When it comes to intelligence, the best way to set yourself apart is with a good old-fashioned IQ test. Are you a Lohan or a Hawking? A Lloyd Christmas or a Sheldon Cooper? Luckily for us, the internet is riddled with easy-to-use quizzes that will quickly rank you on the continuum of human intellect. All conveniently scaled to the semi-genius range.  


But for millennia, bacteria have struggled to get by without any equivalent measure of "intellectual" worth. Researchers at Tel Aviv University have now remedied this problem by developing an IQ test for bacteria. Of course, you won't be able to compare your IQ to E. coli any time soon. Bacterial intelligence is measured by S-IQ: social-IQ. In other words, how well they communicate and grow.   


Examining the genomes of over 500 sequenced bacterial strains, researchers looked at genes important for communication, information processing, and decision making. What they found was enlightening; bacteria rarely function as simple solitary organisms (like humans), but are highly complex and social, like the Borg. They work as a collective brain. And like any brain, some are smarter than others.

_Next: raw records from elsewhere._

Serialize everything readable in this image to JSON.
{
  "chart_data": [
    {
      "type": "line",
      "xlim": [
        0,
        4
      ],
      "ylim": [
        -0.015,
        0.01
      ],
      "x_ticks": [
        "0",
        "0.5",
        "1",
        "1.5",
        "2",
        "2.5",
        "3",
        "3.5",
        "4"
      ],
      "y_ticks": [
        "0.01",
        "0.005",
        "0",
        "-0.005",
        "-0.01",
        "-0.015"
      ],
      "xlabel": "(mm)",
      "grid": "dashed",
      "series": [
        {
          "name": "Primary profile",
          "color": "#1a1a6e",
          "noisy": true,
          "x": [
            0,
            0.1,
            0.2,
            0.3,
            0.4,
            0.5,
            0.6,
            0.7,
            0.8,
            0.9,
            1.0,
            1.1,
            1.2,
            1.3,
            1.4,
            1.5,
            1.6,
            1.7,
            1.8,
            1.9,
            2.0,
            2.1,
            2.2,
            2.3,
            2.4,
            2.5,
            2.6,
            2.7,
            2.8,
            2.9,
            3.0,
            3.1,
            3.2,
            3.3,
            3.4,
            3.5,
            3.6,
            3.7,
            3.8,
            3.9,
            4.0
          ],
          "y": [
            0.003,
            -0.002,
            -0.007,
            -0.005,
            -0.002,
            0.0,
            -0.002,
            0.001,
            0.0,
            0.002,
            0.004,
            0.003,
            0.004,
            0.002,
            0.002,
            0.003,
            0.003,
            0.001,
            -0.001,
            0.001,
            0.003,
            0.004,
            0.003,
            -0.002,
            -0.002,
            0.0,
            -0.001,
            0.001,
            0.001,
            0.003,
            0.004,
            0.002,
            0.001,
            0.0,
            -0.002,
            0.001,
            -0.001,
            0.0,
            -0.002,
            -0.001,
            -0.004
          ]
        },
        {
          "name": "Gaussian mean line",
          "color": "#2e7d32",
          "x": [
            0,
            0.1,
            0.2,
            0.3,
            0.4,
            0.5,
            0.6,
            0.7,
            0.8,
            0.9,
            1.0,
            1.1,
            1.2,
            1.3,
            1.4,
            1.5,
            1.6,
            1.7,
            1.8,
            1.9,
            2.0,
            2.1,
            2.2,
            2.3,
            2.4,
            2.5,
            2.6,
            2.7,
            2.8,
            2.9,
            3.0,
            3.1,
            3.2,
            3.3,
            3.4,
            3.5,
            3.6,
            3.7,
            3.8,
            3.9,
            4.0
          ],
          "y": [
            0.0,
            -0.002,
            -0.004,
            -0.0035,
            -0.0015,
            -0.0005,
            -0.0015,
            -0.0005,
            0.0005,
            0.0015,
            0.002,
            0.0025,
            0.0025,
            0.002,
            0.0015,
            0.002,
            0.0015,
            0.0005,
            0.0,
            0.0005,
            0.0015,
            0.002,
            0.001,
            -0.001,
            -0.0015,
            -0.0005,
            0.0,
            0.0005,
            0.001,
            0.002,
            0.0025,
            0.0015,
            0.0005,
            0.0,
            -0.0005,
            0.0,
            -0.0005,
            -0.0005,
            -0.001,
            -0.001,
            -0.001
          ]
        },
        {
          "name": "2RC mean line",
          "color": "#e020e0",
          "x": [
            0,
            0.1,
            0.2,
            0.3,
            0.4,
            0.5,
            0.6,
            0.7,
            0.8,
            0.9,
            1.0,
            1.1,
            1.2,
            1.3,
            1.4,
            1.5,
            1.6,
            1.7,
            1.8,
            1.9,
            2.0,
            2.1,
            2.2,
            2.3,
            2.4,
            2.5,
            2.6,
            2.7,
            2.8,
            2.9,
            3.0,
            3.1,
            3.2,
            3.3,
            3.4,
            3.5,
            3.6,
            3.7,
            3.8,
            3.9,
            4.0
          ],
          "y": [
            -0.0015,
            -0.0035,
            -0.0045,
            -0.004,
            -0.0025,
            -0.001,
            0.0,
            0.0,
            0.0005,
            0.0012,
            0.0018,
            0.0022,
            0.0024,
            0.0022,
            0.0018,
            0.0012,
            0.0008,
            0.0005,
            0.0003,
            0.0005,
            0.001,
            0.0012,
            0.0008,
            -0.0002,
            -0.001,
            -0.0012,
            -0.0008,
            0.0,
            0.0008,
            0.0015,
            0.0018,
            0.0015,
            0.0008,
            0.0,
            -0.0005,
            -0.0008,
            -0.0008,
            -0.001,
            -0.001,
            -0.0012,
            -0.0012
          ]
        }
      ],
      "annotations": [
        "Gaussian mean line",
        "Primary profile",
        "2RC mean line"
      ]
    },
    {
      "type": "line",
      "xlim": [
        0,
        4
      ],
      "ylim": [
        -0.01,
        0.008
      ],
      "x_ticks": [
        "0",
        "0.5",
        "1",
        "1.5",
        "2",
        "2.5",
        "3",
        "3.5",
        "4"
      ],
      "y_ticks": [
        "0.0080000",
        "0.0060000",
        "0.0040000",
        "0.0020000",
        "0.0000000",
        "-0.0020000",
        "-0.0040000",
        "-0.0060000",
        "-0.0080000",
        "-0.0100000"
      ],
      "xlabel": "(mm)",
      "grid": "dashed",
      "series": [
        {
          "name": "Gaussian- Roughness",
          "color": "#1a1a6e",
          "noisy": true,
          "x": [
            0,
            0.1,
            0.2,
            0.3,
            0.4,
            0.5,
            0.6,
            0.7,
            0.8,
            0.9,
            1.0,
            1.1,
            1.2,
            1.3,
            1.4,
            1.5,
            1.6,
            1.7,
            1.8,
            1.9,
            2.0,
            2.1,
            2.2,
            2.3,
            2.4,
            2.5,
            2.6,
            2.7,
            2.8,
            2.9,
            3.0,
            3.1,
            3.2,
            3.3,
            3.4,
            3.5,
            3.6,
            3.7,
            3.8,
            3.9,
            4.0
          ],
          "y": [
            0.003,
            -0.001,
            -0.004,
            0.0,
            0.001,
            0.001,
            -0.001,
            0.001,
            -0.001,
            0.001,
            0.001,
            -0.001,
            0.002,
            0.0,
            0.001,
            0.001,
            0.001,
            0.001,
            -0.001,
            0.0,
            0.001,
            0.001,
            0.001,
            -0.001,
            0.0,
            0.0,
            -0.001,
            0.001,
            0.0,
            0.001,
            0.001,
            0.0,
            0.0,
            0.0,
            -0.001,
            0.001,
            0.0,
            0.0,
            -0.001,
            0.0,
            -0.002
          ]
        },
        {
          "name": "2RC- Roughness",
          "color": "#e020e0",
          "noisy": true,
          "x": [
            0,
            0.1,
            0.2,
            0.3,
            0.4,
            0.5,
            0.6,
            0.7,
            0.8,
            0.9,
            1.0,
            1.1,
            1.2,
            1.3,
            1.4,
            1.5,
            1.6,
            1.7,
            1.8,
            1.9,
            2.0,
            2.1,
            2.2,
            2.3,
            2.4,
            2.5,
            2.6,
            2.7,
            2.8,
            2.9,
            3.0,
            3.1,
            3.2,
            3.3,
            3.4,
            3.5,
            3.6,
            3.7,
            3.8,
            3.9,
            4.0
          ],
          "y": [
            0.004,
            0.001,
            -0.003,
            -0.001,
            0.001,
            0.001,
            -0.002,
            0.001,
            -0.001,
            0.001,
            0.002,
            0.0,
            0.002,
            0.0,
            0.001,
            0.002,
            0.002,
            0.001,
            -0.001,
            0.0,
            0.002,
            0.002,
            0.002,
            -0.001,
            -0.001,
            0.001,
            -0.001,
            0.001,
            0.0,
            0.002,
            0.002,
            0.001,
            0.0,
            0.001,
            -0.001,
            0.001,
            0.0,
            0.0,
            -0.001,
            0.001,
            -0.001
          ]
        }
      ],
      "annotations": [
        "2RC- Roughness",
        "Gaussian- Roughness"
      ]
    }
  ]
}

Everyday pathogenic bacteria aren't actually very "smart," falling only at the average S-IQ level. The highest known scores came from Paenibacillus vortex and two other species of Paenibacillus bacteria; strains that don't cause disease in humans, but are known for their pattern-forming and social behavior (see above). These strains scored in the "genius range" - around 160 if compared to an average IQ of 100. 


Ultimately, the goal is to harness these genius microbes for use in biotechnology. But in the meantime, I'm sure they'll just be lording their high S-IQ's over all the other bacteria for eons to come.